DUA PULUH ENAM

2.3K 186 1
                                    

"Aku ingin menjadi matamu,
sesekali merasakan bagaimana caramu bersedih. Bagaimana caramu agar tetap terlihat kuat.
Aku ingin memahami bagaimana rasanya menjadi matamu.
Lalu mengerti apa yang kamu rasakan saat menatapku."
-Boy Chandra.

Ikatan tali sepatu gadis itu terlepas, ia tetap berjalan tanpa ada niatan sama sekali memperbaikinya. Cowok di sampingnya segera berhenti membuat langkah gadis itu ikut terhenti, anak laki-laki itu tunduk tepat di hadapan sang gadis untuk mengikat tali sepatunya.

"Kalau kamu jatuh, gimana?" tanyanya.

"Ya jatuh." jawab gadis itu enteng, masih menunduk memperhatikan ikatan simpul tali yang dibuat lawan bicaranya.

"Maksudnya, aku gimana? aku kan khawatir." anak laki-laki itu berdiri sambil menatap perempuan berambut lurus panjang di hadapannya.

"Yailah, lebay, ayo." gadis itu lalu mengaitkan tangannya di lengan sahabatnya, lanjut berjalan dengan santai.

Gadis itu bersenandung kecil dengan wajah senang, karena pelajaran akhirnya selesai dan bisa pulang. Tapi sebenarnya, bukan hal itu yang utama, karena hari ini cowok di sampingnya akan berkunjung ke rumahnya.

"Dareen, woy!" panggilan itu seakan menginterupsi keduanya.

"Lo mau ke rumah gue 'kan? yaudah ayok bareng." nampak cowok jangkung itu menghampiri kemudian mengambil sesuatu dari saku celana biru tuanya.

"Nih, gue bawa motor, lo mau bareng nggak?"  sambungnya lagi sambil memperlihatkan kunci yang sudah pasti kunci motor yang ia maksud.

"Yailah, sosoan lo, motor dibawa kabur aja bangga."

"Tau nih Pa'i. Lo kan masih di bawah umur." giliran sang gadis yang berbicara.
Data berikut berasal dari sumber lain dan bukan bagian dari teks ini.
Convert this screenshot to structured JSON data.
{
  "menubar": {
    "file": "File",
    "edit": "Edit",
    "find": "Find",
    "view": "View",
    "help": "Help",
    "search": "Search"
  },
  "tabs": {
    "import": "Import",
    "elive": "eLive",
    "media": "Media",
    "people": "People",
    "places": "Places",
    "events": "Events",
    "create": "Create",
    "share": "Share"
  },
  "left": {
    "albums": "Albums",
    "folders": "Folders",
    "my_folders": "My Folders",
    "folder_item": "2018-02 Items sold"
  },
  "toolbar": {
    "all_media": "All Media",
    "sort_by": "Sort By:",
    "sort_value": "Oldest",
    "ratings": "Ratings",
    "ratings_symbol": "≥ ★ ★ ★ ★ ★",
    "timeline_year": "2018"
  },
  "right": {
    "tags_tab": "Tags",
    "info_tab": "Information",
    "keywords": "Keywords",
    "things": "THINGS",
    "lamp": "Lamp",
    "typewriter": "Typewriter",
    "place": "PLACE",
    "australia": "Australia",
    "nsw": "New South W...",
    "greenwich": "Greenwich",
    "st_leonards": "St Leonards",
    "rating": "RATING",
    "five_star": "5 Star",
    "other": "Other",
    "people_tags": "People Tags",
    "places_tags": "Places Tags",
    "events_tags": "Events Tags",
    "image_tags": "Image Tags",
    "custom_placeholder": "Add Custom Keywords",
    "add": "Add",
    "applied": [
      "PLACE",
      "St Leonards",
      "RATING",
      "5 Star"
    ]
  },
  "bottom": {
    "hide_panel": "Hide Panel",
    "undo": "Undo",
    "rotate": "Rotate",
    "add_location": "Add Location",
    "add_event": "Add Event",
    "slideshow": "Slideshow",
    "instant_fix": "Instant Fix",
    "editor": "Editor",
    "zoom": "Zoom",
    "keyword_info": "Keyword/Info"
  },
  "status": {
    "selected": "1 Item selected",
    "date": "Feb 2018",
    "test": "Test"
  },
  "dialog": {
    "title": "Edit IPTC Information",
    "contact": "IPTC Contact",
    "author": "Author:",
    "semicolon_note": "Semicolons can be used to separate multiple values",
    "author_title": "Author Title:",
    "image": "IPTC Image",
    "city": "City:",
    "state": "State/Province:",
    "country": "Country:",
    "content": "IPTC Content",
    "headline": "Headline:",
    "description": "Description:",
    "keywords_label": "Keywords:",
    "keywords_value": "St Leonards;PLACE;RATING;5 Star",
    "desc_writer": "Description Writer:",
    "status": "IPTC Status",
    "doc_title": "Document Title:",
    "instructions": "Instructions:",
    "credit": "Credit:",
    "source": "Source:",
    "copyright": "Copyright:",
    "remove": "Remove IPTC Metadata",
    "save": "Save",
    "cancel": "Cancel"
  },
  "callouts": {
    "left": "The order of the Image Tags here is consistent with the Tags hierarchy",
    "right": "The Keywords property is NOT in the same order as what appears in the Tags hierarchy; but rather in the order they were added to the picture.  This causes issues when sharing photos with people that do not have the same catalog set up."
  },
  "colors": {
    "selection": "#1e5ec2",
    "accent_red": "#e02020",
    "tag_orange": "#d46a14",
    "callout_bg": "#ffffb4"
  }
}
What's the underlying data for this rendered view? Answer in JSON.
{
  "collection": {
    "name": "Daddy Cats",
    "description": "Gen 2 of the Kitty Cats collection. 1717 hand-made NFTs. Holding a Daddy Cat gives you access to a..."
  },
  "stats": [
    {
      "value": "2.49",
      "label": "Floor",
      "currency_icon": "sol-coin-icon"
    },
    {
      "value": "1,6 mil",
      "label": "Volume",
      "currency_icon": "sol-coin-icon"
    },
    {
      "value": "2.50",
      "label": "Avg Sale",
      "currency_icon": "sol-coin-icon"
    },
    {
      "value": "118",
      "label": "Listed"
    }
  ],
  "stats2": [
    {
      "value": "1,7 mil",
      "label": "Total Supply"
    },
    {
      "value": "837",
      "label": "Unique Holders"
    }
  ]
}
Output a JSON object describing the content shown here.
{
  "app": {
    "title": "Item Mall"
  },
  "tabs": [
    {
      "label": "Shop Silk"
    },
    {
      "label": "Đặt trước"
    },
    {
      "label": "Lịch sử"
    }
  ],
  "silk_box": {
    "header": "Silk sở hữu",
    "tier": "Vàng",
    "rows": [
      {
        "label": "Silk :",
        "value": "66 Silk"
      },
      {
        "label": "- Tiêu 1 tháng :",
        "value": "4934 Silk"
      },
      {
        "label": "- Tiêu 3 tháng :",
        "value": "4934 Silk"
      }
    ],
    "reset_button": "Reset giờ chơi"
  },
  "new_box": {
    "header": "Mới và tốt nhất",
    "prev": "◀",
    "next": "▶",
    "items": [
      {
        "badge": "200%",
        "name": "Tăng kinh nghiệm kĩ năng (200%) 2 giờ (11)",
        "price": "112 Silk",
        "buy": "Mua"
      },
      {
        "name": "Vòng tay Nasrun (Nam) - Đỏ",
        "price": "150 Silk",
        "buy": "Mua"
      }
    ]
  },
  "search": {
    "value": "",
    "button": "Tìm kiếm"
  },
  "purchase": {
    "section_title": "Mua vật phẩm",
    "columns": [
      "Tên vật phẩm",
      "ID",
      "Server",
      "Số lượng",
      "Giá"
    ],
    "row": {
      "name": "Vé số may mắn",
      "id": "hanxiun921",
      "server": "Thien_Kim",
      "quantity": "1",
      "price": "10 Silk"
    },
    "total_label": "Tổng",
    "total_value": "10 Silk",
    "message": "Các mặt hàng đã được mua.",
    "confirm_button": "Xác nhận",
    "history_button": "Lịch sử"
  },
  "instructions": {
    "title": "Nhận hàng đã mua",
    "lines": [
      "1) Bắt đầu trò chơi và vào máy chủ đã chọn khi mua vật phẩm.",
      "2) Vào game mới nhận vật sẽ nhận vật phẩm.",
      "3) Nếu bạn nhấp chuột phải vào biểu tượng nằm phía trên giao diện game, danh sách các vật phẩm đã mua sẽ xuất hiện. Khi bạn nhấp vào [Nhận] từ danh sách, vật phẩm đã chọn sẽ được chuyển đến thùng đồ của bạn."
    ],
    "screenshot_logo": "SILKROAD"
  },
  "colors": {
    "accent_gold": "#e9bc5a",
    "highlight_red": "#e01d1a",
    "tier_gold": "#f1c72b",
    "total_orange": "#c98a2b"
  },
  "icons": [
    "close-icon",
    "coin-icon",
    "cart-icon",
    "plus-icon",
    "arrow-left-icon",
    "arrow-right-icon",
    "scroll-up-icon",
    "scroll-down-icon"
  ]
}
"Lah kok gue malah diomelin? niat gue tadi baik kan ngasih Dareen tumpangan." bela cowok yang dipanggil Pa'i itu.

"Oke gue ga butuh tumpangan lo. Sekian dan terima kasih." Dareen kemudian melanjutkan langkahnya "Oiya, habis dari Nindy baru gue ke rumah lo ya!"

Rifai berbalik meneriaki Dareen yang sudah menjauh "Lah? harusnya kan ke rumah gue dulu baru Nindy!"

"Bodo amat!"

Dareen tertawa masih melanjutkan jalannya yang beriringan dengan Nindy. Iya, gadis yang bersama Dareen itu adalah Nindy, cewek manis berambut hitam panjang lurus, yang selalu ia kucir. Kulitnya kuning langsat, dan mempunyai mata yang cukup besar, tapi saat tersenyum matanya akan menyipit bersama dengan ujung bibirnya yang terangkat, sangat manis.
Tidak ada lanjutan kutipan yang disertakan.